This June, Broad Group’s DataCloud Europe 2016 brought some 1,500 participants representing 73 countries to Monaco.
I was pleased to be one of those 1,500 people. For the TeleGeography readers who couldn’t be in Monaco this year: don’t worry – today I’m sharing highlights from the epicenter of the conference.
First stop was the DataCloud Europe Expo Hall. The main floor of the conference venue was packed with exhibitors, many from colocation facilities or mechanical/electrical/HVAC vendors. I also noticed a fair number of representatives from economic promotional agencies from such countries as Ireland, Finland, and Denmark.
Beyond the buzz of the exhibition hall, I had the pleasure of delivering a presentation on African submarine cables at the special “Invest in Data Centre Africa” portion of the conference.
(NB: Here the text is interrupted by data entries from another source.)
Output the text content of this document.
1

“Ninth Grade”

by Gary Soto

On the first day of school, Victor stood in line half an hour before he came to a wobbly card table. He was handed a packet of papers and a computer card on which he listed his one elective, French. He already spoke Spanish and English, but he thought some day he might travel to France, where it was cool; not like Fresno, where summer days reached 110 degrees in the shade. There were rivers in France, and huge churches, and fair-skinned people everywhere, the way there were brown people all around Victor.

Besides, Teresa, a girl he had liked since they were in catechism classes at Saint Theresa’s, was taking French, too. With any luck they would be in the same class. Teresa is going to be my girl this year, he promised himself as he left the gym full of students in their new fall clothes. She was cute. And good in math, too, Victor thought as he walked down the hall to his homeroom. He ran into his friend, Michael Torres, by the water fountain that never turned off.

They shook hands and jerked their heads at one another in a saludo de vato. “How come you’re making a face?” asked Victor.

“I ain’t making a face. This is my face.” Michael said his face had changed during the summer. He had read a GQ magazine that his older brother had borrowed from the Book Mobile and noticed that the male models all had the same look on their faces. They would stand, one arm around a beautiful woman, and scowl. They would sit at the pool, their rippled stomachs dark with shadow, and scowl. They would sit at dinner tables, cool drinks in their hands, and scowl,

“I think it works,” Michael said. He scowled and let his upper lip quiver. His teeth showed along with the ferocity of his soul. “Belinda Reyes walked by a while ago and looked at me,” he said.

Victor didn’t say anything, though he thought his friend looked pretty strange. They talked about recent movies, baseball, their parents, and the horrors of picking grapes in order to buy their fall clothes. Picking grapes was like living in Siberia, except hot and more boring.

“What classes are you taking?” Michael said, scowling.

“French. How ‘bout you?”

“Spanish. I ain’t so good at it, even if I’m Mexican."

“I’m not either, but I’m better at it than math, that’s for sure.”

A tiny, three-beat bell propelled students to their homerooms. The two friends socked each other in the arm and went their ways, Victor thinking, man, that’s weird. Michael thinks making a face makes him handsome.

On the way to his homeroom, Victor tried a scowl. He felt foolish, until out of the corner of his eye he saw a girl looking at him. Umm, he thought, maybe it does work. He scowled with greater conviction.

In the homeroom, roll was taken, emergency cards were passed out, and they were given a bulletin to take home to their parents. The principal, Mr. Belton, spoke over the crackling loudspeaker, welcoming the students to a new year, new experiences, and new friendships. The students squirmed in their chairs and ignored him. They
To download the slides from my presentation, please click here.
When I wasn’t presenting, I was taking in several thought-provoking presentations. A highlight for me was Mark Bidinger of Schneider Electric, who spoke about the challenges and opportunities the Internet of Things (IOT) offers the cloud industry.
According to Mark, IOT will not just replace existing revenues, but will provide a new stream of revenue.
IOT generates a massive amount of data volume and requires a considerable amount of processing resources. From Mark’s point of view, both present opportunities for cloud operators. The storing and processing of an increasing amount of generated data means a potential increase in revenue not just for service providers, but also for colo and data center operators.
But for every new opportunity, there are always challenges. Data center operators continue to face several, including speed to market and how to manage costs while scaling up.
Mark explained that speed to market will drive the development of modular, prefabricated facility designs (a few of the construction firms producing these models were present on the exhibition floor). Companies like Swedish outfit Flexenclosure have found that this model is particularly well-suited to the African data center market, where money is tighter. As mentioned in another panel on African data centers, the biggest regional problem continues to be the lack of capital, the perceived risk of investment, and a lack of locals with the skills and know-how to build and maintain such centers.
Challenges remain for the industry, even outside of Africa.
As with anything in real estate, location is vital. Edge data centers are becoming more important for a number of reasons. As major cities become saturated – and less land remains available for development – more facilities will be built away from the big regional locations. On the other hand, this shift will improve latency for many end users located outside big cities.
In the long run, the current big concerns of operators (costs associated with space/power/cooling) will become less important than performance concerns (latency).